A eliminação da seleção italiana na disputa por uma vaga na Copa do Mundo desencadeou mudanças imediatas na estrutura do futebol do país. Após a saída de Gabriele Gravina da presidência da federação, o ex-goleiro Gianluigi Buffon também anunciou sua despedida do cargo de chefe de delegação.

 

A decisão veio logo depois da derrota para a Bósnia e Herzegovina nos pênaltis, resultado que deixou a Itália fora do Mundial pela terceira edição consecutiva. Buffon afirmou que sua reação inicial foi imediata, mas optou por oficializar a saída após a definição na federação.

 

"Apresentar minha demissão um minuto após o término da partida contra a Bósnia foi um ato impulsivo, que surgiu do fundo da minha alma . Tão espontâneo quanto as lágrimas e a dor que sinto no coração, uma dor que sei que compartilho com todos vocês.
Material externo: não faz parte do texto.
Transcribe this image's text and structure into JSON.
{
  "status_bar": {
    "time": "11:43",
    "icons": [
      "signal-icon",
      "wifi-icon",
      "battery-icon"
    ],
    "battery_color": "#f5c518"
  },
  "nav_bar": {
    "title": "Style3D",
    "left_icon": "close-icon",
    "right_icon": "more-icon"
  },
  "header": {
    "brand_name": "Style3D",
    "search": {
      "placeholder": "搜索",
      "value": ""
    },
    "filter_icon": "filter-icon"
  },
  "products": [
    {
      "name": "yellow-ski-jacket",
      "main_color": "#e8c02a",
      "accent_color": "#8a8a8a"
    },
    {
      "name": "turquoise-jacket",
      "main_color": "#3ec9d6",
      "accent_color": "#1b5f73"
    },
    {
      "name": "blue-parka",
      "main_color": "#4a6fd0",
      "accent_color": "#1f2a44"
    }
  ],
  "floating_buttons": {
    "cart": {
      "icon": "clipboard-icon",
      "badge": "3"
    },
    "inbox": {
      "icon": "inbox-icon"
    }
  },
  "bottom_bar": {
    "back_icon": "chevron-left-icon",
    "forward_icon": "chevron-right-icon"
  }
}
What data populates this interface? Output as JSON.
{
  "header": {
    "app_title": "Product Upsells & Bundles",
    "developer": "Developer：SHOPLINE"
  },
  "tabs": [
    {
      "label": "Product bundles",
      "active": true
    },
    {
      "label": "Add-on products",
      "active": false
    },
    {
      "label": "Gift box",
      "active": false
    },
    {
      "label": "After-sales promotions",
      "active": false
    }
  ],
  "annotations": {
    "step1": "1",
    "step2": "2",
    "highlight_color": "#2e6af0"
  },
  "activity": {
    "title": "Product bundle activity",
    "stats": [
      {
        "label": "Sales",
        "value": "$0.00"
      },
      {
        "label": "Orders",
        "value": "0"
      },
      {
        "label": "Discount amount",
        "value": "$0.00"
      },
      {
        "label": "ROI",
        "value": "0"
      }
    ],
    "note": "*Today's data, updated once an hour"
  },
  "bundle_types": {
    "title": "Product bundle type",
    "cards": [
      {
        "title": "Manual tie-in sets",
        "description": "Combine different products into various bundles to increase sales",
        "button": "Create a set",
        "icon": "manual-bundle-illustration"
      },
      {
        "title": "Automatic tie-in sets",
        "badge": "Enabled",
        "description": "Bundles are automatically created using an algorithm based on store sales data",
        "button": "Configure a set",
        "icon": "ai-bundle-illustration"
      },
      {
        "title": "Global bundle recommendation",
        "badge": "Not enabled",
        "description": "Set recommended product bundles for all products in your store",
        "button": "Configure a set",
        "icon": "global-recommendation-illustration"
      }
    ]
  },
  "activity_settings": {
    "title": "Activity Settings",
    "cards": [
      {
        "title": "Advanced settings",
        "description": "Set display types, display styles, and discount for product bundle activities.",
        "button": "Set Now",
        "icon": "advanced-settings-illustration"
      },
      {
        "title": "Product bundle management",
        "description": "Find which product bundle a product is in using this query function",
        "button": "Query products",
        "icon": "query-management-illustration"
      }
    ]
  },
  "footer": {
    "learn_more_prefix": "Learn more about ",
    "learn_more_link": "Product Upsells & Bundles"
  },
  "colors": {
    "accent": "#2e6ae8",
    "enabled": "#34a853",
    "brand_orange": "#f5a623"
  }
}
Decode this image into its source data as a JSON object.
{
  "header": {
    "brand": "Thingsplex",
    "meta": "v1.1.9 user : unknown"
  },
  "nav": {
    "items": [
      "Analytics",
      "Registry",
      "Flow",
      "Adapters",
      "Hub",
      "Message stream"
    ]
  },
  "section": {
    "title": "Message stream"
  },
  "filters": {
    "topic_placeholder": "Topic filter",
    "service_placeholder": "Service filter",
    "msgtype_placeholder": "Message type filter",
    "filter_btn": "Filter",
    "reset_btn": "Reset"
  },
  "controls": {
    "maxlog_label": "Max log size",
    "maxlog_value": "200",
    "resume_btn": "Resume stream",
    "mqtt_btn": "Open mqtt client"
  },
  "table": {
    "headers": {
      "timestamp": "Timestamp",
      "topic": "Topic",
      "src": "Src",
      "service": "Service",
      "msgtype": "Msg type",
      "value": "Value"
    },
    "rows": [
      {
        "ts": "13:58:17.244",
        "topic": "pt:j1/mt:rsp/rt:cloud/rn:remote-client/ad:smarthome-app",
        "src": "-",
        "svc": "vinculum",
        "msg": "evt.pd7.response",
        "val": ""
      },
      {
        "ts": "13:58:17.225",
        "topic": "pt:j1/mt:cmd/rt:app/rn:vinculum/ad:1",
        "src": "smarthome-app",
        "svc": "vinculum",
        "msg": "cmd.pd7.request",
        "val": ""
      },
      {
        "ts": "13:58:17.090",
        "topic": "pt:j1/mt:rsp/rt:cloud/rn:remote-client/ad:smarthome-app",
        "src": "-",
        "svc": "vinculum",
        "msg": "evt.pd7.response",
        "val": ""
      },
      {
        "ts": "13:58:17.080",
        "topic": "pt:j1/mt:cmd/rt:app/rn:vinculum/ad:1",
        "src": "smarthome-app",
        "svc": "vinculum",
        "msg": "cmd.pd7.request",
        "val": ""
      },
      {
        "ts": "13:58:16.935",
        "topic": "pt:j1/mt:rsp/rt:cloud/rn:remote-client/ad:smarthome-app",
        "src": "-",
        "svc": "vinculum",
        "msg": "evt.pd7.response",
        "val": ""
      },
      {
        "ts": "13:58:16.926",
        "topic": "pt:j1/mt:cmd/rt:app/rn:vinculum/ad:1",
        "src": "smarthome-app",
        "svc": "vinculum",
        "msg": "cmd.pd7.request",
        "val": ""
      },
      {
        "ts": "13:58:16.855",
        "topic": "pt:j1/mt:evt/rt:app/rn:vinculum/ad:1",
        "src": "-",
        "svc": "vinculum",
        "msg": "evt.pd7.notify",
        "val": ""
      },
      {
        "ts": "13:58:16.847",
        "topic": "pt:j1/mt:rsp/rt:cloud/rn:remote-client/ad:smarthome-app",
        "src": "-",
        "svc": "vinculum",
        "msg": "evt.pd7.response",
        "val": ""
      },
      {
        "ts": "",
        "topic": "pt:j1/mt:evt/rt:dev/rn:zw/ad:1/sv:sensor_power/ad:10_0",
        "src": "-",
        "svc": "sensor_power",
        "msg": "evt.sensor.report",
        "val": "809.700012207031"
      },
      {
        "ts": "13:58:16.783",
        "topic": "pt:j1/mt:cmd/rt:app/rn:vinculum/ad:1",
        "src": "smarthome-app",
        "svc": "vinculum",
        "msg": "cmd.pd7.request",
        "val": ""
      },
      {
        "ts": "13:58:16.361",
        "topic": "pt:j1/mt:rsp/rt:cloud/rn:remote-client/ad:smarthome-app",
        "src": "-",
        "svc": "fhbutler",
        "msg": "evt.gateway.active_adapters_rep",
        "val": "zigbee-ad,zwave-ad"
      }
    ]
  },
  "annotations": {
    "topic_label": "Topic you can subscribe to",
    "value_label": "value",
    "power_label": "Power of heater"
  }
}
Pediram-me para esperar para que todos pudessem refletir adequadamente. Agora que o presidente Gravina decidiu renunciar, sinto-me livre para fazer o que considero ser a coisa responsável a fazer. (...) O principal objetivo era levar a Itália de volta à Copa do Mundo. E não conseguimos isso", declarou.

 

Buffon exercia a função desde agosto de 2023, quando assumiu poucos dias após encerrar a carreira como jogador. Ele substituiu Gianluca Vialli, que faleceu em janeiro daquele ano, aos 58 anos, em decorrência de câncer. Durante o período, participou do ciclo que terminou sem a classificação para o Mundial.

 

A ausência marca um feito negativo inédito: é a primeira vez que uma seleção campeã do mundo fica fora de três Copas seguidas. O cenário gerou forte pressão interna. O ministro do Esporte e Juventude da Itália, Andrea Abodi, já havia cobrado mudanças na federação e defendido a saída do então presidente.

 

Ídolo histórico, Buffon é o jogador com mais partidas pela seleção italiana, com 176 jogos entre 1997 e 2018. Ele foi peça-chave na conquista da Copa do Mundo FIFA de 2006 e construiu carreira de destaque por clubes como Juventus, Parma e Paris Saint-Germain.